Das Ruhrgebiet darf sich nun Kulturhauptstadt Europas nennen, wie gleichermaßen das ungarische Pécs und das türkische Istanbul, die immerhin wirkliche Städte sind. Dreiköpfig, reitet Europa nun nichtmehr auf einem Stier, der den Gottvater Zeus als legitimen Herrscher repräsentiert, sondern auf der kopflosen Bestie der ach so freien Marktwirtschaft.
In der ehemaligen Raucherlunge der Republik, geht es nach wie vor um die Kohle. Konnte man diese einst aus der Erde fördern, so benötigte man heute einen Köhler um das Spektakel zu eröffnen.
Der Bürgerkönig kam mit Filzhut statt Krone zur Eröffnungsfeier. Kein Gold, dass ewige Werte verkörpern und noch das Angesicht des einfachsten Volkes glänzend zu reflektieren vermag, sondern Filz als Resultat rastlosen Netzwerkens. Filz als Verstrickung in der Ideologie von Leistung, Aufstieg und “verdienter” Vorherrschaft.
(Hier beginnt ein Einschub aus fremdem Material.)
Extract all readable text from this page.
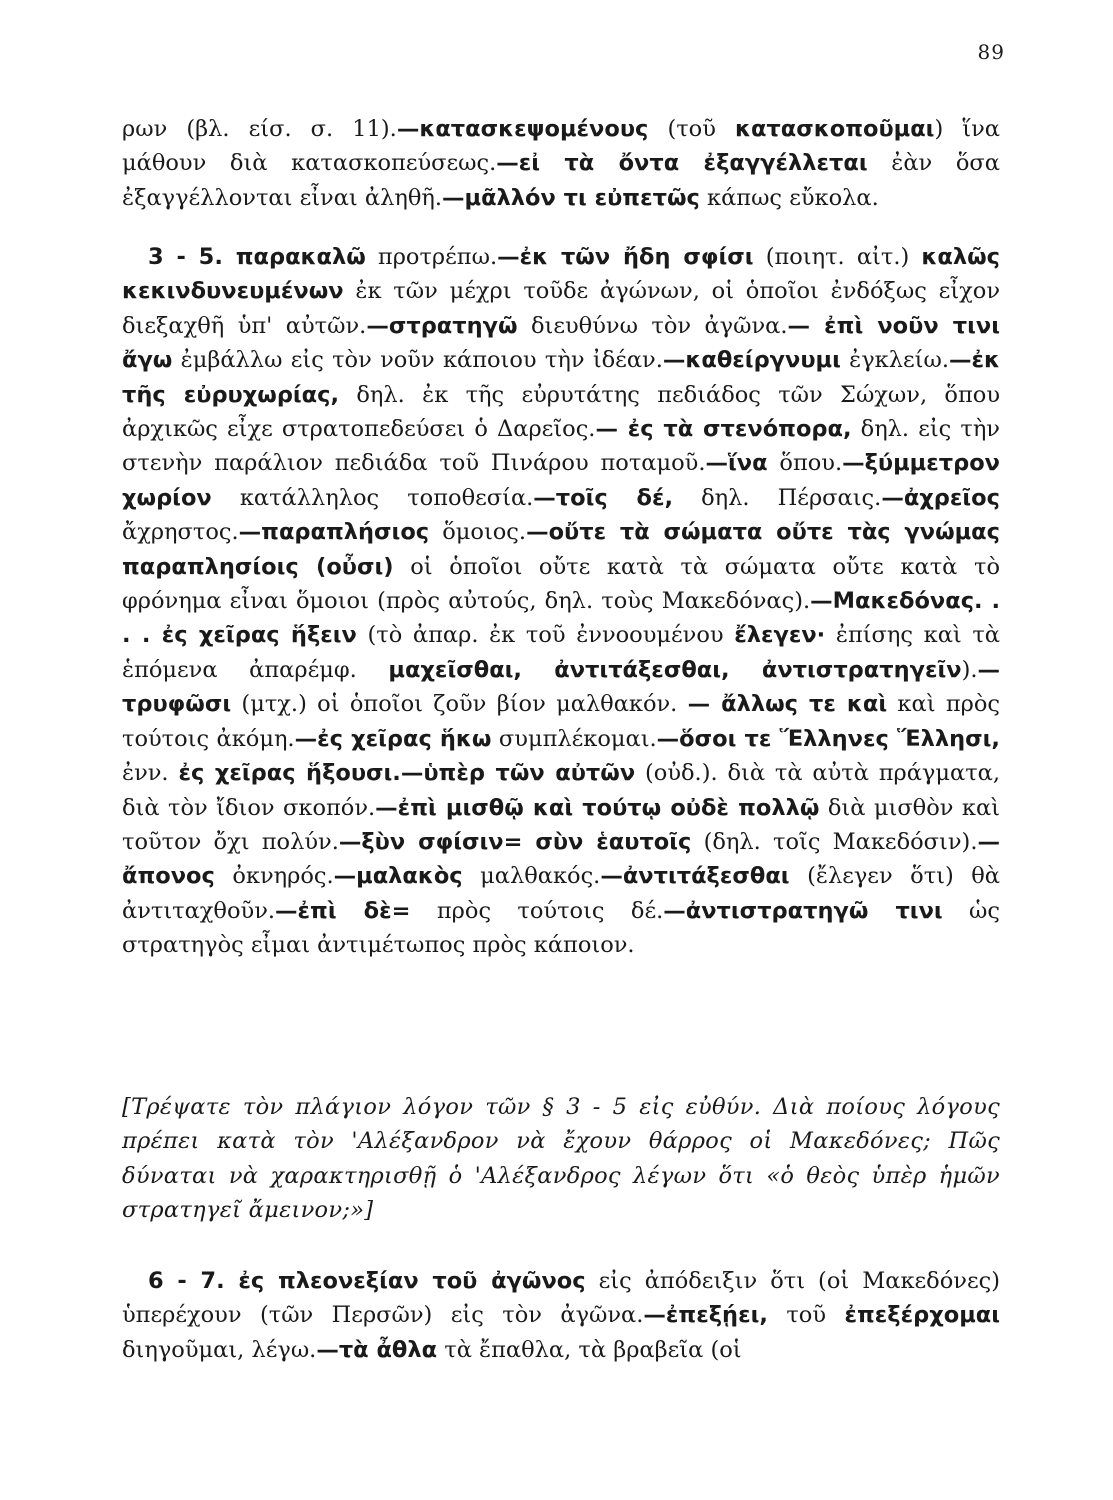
89

ρων (βλ. είσ. σ. 11).—κατασκεψομένους (τοῦ κατασκοποῦμαι) ἵνα μάθουν διὰ κατασκοπεύσεως.—εἰ τὰ ὄντα ἐξαγγέλλεται ἐὰν ὅσα ἐξαγγέλλονται εἶναι ἀληθῆ.—μᾶλλόν τι εὐπετῶς κάπως εὔκολα.

3 - 5. παρακαλῶ προτρέπω.—ἐκ τῶν ἤδη σφίσι (ποιητ. αἰτ.) καλῶς κεκινδυνευμένων ἐκ τῶν μέχρι τοῦδε ἀγώνων, οἱ ὁποῖοι ἐνδόξως εἶχον διεξαχθῆ ὑπ' αὐτῶν.—στρατηγῶ διευθύνω τὸν ἀγῶνα.— ἐπὶ νοῦν τινι ἄγω ἐμβάλλω εἰς τὸν νοῦν κάποιου τὴν ἰδέαν.—καθείργνυμι ἐγκλείω.—ἐκ τῆς εὐρυχωρίας, δηλ. ἐκ τῆς εὐρυτάτης πεδιάδος τῶν Σώχων, ὅπου ἀρχικῶς εἶχε στρατοπεδεύσει ὁ Δαρεῖος.— ἐς τὰ στενόπορα, δηλ. εἰς τὴν στενὴν παράλιον πεδιάδα τοῦ Πινάρου ποταμοῦ.—ἵνα ὅπου.—ξύμμετρον χωρίον κατάλληλος τοποθεσία.—τοῖς δέ, δηλ. Πέρσαις.—ἀχρεῖος ἄχρηστος.—παραπλήσιος ὅμοιος.—οὔτε τὰ σώματα οὔτε τὰς γνώμας παραπλησίοις (οὖσι) οἱ ὁποῖοι οὔτε κατὰ τὰ σώματα οὔτε κατὰ τὸ φρόνημα εἶναι ὅμοιοι (πρὸς αὐτούς, δηλ. τοὺς Μακεδόνας).—Μακεδόνας. . . . ἐς χεῖρας ἥξειν (τὸ ἀπαρ. ἐκ τοῦ ἐννοουμένου ἔλεγεν· ἐπίσης καὶ τὰ ἑπόμενα ἀπαρέμφ. μαχεῖσθαι, ἀντιτάξεσθαι, ἀντιστρατηγεῖν).—τρυφῶσι (μτχ.) οἱ ὁποῖοι ζοῦν βίον μαλθακόν. — ἄλλως τε καὶ καὶ πρὸς τούτοις ἀκόμη.—ἐς χεῖρας ἥκω συμπλέκομαι.—ὅσοι τε Ἕλληνες Ἕλλησι, ἐνν. ἐς χεῖρας ἥξουσι.—ὑπὲρ τῶν αὐτῶν (οὐδ.). διὰ τὰ αὐτὰ πράγματα, διὰ τὸν ἴδιον σκοπόν.—ἐπὶ μισθῷ καὶ τούτῳ οὐδὲ πολλῷ διὰ μισθὸν καὶ τοῦτον ὄχι πολύν.—ξὺν σφίσιν= σὺν ἑαυτοῖς (δηλ. τοῖς Μακεδόσιν).—ἄπονος ὀκνηρός.—μαλακὸς μαλθακός.—ἀντιτάξεσθαι (ἔλεγεν ὅτι) θὰ ἀντιταχθοῦν.—ἐπὶ δὲ= πρὸς τούτοις δέ.—ἀντιστρατηγῶ τινι ὡς στρατηγὸς εἶμαι ἀντιμέτωπος πρὸς κάποιον.

[Τρέψατε τὸν πλάγιον λόγον τῶν § 3 - 5 εἰς εὐθύν. Διὰ ποίους λόγους πρέπει κατὰ τὸν 'Αλέξανδρον νὰ ἔχουν θάρρος οἱ Μακεδόνες; Πῶς δύναται νὰ χαρακτηρισθῇ ὁ 'Αλέξανδρος λέγων ὅτι «ὁ θεὸς ὑπὲρ ἡμῶν στρατηγεῖ ἄμεινον;»]

6 - 7. ἐς πλεονεξίαν τοῦ ἀγῶνος εἰς ἀπόδειξιν ὅτι (οἱ Μακεδόνες) ὑπερέχουν (τῶν Περσῶν) εἰς τὸν ἀγῶνα.—ἐπεξῄει, τοῦ ἐπεξέρχομαι διηγοῦμαι, λέγω.—τὰ ἆθλα τὰ ἔπαθλα, τὰ βραβεῖα (οἱ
Bürgerlicher Filz regiert, will vorweggehen, anführen und verführen zur Anerkennung seiner Codes. Dabei ist es wohl eher ein ständiges Vorwegnehmen des immer wieder beschworenen Strukturwandels, der Einkaufzentrum auf Einkaufszentrum schichtet, Metropolenträume träumt, den Menschen aber in seiner Selbstachtung unter Tage belässt.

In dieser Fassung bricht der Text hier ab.